From the perspective of data, the codebase of Pace of Change as a narrative does not start at the beginning. The project begins with a collection of data and metadata that came from somewhere, they are not “raw” but had already been “cooked” to an extant from poetry volumes into bags of words (Underwood 2014). There is a significant amount of “data-work” done even before Pace of Change begins, but like the layers of code in the form of shared libraries, operating systems, and general purposes programming languages, this data-work is not bespoke to Pace of Change. We can think of this data-work as happening at different layers similar to Hinsen’s layers of scientific software. Both the data and code included in the Pace of Change GitHub repository are products derived from or leveraging larger “libraries” (both in the sense of software libraries like scikit-learn and digital libraries like HathiTrust). Defactoring can use the same selection heuristic for code as for data; only the bespoke data and code are the subject of our investigation. The OCR’d texts in the HathiTrust digital library are akin to the general-purpose programming languages or operating systems in that they can be used for many purposes. While the content and context of the data before the Pace of Change analysis are salient and important, others have been attending to those stories (Chalmers and Edwards 2017). The focus of defactoring is the intimate relationship between the data, the code, and the execution environment within which the representational work of computational research occurs.
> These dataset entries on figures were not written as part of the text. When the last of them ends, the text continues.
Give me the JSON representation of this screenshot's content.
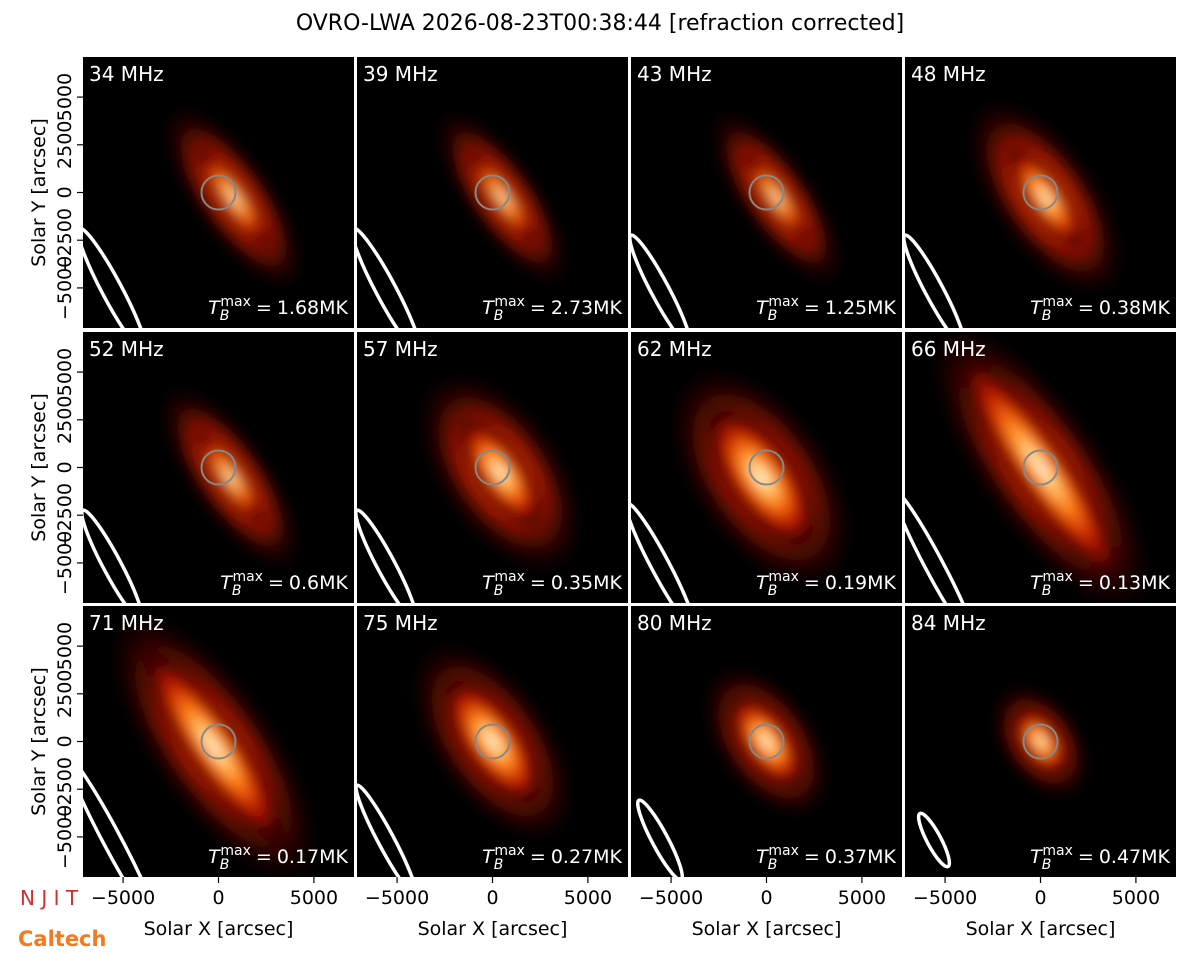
{
  "title": "OVRO-LWA 2026-08-23T00:38:44 [refraction corrected]",
  "xlabel": "Solar X [arcsec]",
  "ylabel": "Solar Y [arcsec]",
  "xlim": [
    -7100,
    7100
  ],
  "ylim": [
    -7100,
    7100
  ],
  "xticks": [
    {
      "value": -5000,
      "label": "−5000"
    },
    0,
    5000
  ],
  "yticks": [
    {
      "value": -5000,
      "label": "−5000"
    },
    {
      "value": -2500,
      "label": "−2500"
    },
    0,
    2500,
    5000
  ],
  "tb_symbol": "T",
  "tb_sub": "B",
  "tb_sup": "max",
  "tb_eq": "=",
  "logos": [
    "N J I T",
    "Caltech"
  ],
  "chart_data": [
    {
      "type": "image",
      "label": "34 MHz",
      "tb_max": 1.68,
      "value_labels": "1.68MK"
    },
    {
      "type": "image",
      "label": "39 MHz",
      "tb_max": 2.73,
      "value_labels": "2.73MK"
    },
    {
      "type": "image",
      "label": "43 MHz",
      "tb_max": 1.25,
      "value_labels": "1.25MK"
    },
    {
      "type": "image",
      "label": "48 MHz",
      "tb_max": 0.38,
      "value_labels": "0.38MK"
    },
    {
      "type": "image",
      "label": "52 MHz",
      "tb_max": 0.6,
      "value_labels": "0.6MK"
    },
    {
      "type": "image",
      "label": "57 MHz",
      "tb_max": 0.35,
      "value_labels": "0.35MK"
    },
    {
      "type": "image",
      "label": "62 MHz",
      "tb_max": 0.19,
      "value_labels": "0.19MK"
    },
    {
      "type": "image",
      "label": "66 MHz",
      "tb_max": 0.13,
      "value_labels": "0.13MK"
    },
    {
      "type": "image",
      "label": "71 MHz",
      "tb_max": 0.17,
      "value_labels": "0.17MK"
    },
    {
      "type": "image",
      "label": "75 MHz",
      "tb_max": 0.27,
      "value_labels": "0.27MK"
    },
    {
      "type": "image",
      "label": "80 MHz",
      "tb_max": 0.37,
      "value_labels": "0.37MK"
    },
    {
      "type": "image",
      "label": "84 MHz",
      "tb_max": 0.47,
      "value_labels": "0.47MK"
    }
  ]
}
The data in Pace of Change are not one thing, but rather a series of interconnected things. The story of the data, as told through the code, is a series of temporary representations created, manipulated, and destroyed in the computational analysis process. The data in Pace of Change starts as a tabular collection of metadata and a collection of bags of words. The code filters and cleans metadata creating a Python data structure with a subset of the data (mostly) relevant to the analysis. The selected metadata then drives the processing of the data files, the bags of words, to select a subset of those data, the top 3,200 word features, and to create vector representations for each poetry volume and their associated status as reviewed or not reviewed. Once transformed into normalized, numeric feature vectors and a vector of binary labels. Much of the bespoke code-work of Pace of Change is in the service of producing these two representations of the data (as is much of the work in most data and computational research); bespoke code for transforming bespoke data into standardized data conformant to standardized software. What comes out the other side of the most mathematically intensive transformation of Pace of Change is more data, but these data are qualitatively and quantitatively different because they are inoculated with new insights about the data they represent. The predictions of 720 individual statistical models for each poetry volume and the coefficients of the final statistical model are, for Underwood and Sellers, the important representations—for it is through the interpretation of these representations that they can find new insights about literary history. This interpretation work is, of course, done through code that produces a data visualization (because charts surpass data tables in their comprehensibility and rhetorical power). The data story of the Pace of Change code ends with a chart and two new CSV files. One could, theoretically, review and critique these data, but we would argue, focusing on just the data in absence of the code by which they are made manifest would only be a small part of the story.